Есть высшая справедливость и в том, что судьба посылала Александру Солженицыну верных друзей, о которых Сараскина тоже очень много, с благодарностью пишет, тех, кто давал ее герою приют, кто помогал ему хранить и пересылать рукописи. Он не был одинок, несметное число его врагов уравновешивалось этой поддержкой, и история жизни Солженицына есть история целого материка людей и судеб.
Он получил при жизни, наверное, все, что может получить человек, и вряд ли найдется много людей на земле со столь совершенными земными путями. Родившийся в декабре, в ту пору, когда все живое уходит в глубину и там под землей творится таинственная жизнь корней, он умер в августе в пору приношения плодов. Умер, как и мечтал, летом, в своем доме, на руках у жены, исполнив все свои обеты, оправдав и приумножив таланты и ни в чем не нарушив тот завет, что был между ним и Небом заключен. О его светлой августовской кончине будет написано в книге “Александр Солженицын”, которая выйдет уже не в серии “Биография продолжается”, а в классической серии “ЖЗЛ”. Но в том, что он успел написанную Сараскиной биографию прочесть, должно быть, и есть высшая награда не столько для ее героя, сколько для автора, которого можно поздравить и позавидовать за выпавшее Людмиле Сараскиной счастье.
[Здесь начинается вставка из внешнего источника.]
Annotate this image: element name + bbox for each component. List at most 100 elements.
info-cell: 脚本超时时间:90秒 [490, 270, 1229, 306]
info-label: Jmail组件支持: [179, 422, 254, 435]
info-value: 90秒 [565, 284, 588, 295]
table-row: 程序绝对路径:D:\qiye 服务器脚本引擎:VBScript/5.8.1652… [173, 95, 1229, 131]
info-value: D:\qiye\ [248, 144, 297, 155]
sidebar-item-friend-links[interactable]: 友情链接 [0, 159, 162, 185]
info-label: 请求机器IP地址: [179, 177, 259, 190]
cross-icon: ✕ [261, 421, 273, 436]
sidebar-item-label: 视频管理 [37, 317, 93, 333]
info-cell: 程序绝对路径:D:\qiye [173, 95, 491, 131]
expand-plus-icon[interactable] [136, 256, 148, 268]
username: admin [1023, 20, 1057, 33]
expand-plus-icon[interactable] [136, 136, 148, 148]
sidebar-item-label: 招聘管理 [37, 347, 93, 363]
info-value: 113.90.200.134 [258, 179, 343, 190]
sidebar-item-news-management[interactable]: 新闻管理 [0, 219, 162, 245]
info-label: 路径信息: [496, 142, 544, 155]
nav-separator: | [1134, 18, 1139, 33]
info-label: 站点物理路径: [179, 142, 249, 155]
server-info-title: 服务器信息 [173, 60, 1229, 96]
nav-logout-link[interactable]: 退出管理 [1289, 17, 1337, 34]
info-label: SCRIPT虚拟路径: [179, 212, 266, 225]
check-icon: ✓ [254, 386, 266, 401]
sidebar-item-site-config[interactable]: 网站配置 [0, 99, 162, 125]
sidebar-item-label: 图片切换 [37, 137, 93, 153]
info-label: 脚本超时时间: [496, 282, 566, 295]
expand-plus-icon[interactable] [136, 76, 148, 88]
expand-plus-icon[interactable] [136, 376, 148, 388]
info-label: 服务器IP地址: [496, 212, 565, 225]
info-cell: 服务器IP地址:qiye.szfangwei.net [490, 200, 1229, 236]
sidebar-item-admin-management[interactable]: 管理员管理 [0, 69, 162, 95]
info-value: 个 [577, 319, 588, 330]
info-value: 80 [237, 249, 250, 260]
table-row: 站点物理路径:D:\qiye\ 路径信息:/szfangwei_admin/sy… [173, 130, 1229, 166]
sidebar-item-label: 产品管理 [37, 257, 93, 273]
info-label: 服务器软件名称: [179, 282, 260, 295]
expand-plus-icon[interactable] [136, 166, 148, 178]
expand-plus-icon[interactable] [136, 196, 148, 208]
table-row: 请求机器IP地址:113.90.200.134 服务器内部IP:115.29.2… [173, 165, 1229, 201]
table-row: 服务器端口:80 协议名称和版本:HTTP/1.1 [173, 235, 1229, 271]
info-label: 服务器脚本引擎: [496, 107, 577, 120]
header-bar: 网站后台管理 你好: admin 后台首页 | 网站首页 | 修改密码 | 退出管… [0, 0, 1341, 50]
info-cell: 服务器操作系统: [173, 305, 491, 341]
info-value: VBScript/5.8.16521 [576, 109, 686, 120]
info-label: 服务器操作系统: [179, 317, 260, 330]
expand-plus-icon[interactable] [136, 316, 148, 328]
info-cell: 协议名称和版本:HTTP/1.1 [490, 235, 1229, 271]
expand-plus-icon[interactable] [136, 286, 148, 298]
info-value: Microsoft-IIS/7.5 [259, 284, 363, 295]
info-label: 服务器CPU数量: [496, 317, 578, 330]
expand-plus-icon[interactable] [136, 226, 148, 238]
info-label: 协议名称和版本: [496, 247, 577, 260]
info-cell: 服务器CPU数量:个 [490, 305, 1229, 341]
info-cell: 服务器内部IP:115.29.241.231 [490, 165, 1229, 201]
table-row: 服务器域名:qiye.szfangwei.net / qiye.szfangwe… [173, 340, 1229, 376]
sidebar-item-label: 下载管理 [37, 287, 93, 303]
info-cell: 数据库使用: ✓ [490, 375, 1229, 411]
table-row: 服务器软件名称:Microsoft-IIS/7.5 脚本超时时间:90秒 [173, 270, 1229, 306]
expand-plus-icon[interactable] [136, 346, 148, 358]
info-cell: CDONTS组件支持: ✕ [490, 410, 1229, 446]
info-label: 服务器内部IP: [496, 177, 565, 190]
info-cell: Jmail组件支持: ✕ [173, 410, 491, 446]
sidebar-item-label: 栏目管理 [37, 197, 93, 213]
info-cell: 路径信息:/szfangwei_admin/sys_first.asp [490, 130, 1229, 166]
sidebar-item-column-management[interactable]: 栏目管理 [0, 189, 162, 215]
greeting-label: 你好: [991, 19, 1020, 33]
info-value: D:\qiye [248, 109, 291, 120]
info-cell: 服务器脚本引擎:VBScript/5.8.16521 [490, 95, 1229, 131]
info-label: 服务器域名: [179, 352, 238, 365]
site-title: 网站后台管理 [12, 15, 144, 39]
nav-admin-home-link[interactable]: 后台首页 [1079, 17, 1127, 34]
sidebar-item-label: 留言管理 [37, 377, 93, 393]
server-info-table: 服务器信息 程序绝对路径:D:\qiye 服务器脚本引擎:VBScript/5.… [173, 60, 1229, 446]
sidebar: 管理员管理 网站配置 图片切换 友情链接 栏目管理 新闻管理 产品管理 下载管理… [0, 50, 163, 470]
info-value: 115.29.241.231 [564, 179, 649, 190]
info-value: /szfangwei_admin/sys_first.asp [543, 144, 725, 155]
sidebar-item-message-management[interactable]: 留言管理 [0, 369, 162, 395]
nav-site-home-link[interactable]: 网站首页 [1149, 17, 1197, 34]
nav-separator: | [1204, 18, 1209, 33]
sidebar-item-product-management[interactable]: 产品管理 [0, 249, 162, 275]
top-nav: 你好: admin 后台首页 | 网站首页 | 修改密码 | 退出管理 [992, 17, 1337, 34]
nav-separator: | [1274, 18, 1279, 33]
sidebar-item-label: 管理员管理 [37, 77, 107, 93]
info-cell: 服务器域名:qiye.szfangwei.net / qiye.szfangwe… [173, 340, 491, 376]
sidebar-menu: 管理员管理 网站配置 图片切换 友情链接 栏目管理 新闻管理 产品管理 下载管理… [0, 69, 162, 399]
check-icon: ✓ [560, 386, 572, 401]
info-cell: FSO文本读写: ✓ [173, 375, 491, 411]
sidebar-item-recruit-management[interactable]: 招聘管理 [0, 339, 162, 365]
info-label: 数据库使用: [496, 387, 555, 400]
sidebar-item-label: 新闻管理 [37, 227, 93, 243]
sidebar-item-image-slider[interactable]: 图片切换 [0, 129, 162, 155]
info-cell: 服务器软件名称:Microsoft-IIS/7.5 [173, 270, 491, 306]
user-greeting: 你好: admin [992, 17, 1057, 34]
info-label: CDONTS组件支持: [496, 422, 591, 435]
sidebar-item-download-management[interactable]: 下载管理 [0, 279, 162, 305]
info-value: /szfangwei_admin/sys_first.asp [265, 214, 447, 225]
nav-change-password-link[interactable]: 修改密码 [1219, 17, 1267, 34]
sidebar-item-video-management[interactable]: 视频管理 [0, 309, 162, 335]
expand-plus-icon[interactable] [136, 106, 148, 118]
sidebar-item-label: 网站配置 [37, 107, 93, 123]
А читателю Солженицына еще предстоит заново читать и открывать. Мы не прочли еще толком “Красное колесо”, мы забыли “Архипелаг ГУЛАГ”, прошли мимо “Ракового корпуса”, поверхностно, наспех обсудили книгу “Двести лет вместе”, недооценили его работы последних лет — двучастные рассказы и “литературную коллекцию”. Нас ждут богатейшие солженицынские архивы, мы прочтем еще множество свидетельств и воспоминаний, мы будем спорить, соглашаться и не соглашаться, наверняка зная одну вещь — без него кончившийся с его смертью русский ХХ век был бы иным. Более страшным и подлым. Он добавил в него и заслужил не покоя — света.